La administración estadounidense dio este lunes un paso estratégico hacia la distensión en Medio Oriente. Desde Nueva Delhi, el secretario de Estado, Marco Rubio, confirmó que Washington tiene sobre la mesa una propuesta “bastante sólida” para reabrir el estrecho de Ormuz y entablar negociaciones formales con Teherán. Sin embargo, la Casa Blanca se ha apresurado a moderar el optimismo de los mercados, asegurando que no se precipitará a firmar un pacto definitivo.
“Como dijo el presidente, él no tiene prisa, no va a hacer un mal trato”, declaró Rubio, respaldando las directrices de Donald Trump, quien a través de su plataforma Truth Social advirtió a sus negociadores que “el tiempo está de nuestro lado” y que el bloqueo a los puertos iraníes se mantendrá con total firmeza.

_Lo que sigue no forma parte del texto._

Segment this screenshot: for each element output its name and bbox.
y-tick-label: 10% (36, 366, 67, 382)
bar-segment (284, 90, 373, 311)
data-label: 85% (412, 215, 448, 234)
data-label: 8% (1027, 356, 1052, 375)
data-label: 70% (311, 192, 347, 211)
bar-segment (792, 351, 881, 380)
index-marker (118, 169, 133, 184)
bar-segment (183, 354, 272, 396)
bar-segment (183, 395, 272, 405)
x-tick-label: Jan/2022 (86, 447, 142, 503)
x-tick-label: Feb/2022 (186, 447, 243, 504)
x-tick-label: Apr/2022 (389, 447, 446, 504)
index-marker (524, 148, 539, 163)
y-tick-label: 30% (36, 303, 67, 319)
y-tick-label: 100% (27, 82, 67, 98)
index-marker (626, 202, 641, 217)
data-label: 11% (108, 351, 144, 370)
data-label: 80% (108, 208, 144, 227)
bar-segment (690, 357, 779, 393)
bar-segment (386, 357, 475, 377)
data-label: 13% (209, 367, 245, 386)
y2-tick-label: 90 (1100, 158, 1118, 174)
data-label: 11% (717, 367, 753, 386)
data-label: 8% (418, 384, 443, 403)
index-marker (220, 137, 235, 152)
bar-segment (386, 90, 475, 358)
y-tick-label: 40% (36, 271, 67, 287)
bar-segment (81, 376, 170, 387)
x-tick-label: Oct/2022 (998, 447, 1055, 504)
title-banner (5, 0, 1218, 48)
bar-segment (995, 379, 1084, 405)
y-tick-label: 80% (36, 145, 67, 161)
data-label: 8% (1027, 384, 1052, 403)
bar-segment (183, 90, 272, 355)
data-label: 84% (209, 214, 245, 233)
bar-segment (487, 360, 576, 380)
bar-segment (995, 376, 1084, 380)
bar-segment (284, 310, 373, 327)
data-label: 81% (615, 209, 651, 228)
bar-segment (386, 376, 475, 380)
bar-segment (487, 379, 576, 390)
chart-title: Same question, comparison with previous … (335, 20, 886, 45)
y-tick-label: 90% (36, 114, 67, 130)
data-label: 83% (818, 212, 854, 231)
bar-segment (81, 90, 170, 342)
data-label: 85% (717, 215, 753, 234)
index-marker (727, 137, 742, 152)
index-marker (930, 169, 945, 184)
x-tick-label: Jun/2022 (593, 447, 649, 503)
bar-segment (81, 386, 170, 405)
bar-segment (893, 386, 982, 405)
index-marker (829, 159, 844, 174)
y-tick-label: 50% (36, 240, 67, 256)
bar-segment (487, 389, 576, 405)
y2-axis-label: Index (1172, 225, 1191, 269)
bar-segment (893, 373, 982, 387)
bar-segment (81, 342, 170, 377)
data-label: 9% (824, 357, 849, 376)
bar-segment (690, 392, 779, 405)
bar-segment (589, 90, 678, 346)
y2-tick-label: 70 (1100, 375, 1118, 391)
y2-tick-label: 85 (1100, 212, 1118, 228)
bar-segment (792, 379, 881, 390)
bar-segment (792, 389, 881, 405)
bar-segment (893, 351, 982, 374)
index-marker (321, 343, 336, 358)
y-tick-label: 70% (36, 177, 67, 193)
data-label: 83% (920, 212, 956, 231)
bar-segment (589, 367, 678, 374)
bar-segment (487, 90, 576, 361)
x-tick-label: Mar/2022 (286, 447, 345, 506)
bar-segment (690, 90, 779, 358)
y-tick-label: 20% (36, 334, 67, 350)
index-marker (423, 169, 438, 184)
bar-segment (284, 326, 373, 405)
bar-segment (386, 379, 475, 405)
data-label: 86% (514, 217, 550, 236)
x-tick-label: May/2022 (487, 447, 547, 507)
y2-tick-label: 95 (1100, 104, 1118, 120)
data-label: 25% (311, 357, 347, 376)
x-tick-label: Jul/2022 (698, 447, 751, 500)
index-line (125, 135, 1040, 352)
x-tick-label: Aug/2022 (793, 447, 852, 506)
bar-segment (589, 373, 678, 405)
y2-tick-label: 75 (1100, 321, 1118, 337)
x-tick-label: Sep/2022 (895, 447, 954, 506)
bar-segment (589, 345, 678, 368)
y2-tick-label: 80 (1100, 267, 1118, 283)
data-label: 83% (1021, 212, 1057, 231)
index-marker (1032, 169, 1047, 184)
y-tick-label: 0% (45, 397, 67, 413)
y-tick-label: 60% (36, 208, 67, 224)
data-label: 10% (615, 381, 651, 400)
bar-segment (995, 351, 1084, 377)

El plan de los 30 días y el desplome del petróleo
Los términos del borrador en discusión, filtrados por medios como The Wall Street Journal y CBS News, plantean una hoja de ruta pragmática para destrabar el suministro energético global:
- Tregua comercial: Se contempla la reapertura inmediata del estrecho de Ormuz, una vía por la que transitaba la quinta parte de los hidrocarburos del mundo antes del estallido de las hostilidades.
- Desbloqueo de activos: Washington evalúa liberar una parte de los fondos iraníes congelados en el extranjero a cambio de una prórroga de 30 días adicionales para continuar las conversaciones.
- Alivio a las sanciones: Medios oficiales en Irán, como la agencia Fars, sugieren que se autorizaría temporalmente la exportación de gas y petróleo, un pulmón vital para la asfixiada economía de Teherán.
La sola expectativa de este entendimiento provocó un cimbronazo en los mercados asiáticos, donde el barril de Brent y el WTI registraron caídas superiores al 5% en las primeras horas del lunes.
El dilema nuclear: El frente inamovible de Israel
A pesar del avance logístico, Rubio fue tajante al separar la apertura de las rutas marítimas del complejo dossier atómico. “Las negociaciones nucleares son asuntos muy técnicos. No se puede resolver un asunto nuclear en 72 horas en la parte de atrás de una servilleta”, argumentó en una entrevista con The New York Times.
Esta postura se alinea con las exigencias del primer ministro israelí, Benjamin Netanyahu, quien tras una conversación telefónica con Trump reafirmó que cualquier pacto definitivo debe pasar obligatoriamente por el desmantelamiento de las plantas de enriquecimiento de uranio en territorio iraní.
El Líbano: Violencia bajo la sombra de la tregua
El pulso diplomático coincide con una frágil realidad en el terreno. A pesar de la tregua regional vigente desde el 17 de abril, los incidentes armados no cesan. El Ministerio de Salud libanés reportó la muerte de dos personas debido a incursiones israelíes el domingo, mientras que el ejército de Israel confirmó la baja de uno de sus soldados en el sur del Líbano. Ante este panorama, Rubio reiteró el respaldo irrestricto de Washington a las operaciones de defensa de Tel Aviv en todos los frentes.
De acuerdo con fuentes diplomáticas, la concreción del anuncio formal podría demorarse aún varios días, supeditada a la validación técnica final y al visto bueno del líder supremo iraní, Mojtaba Khamenei.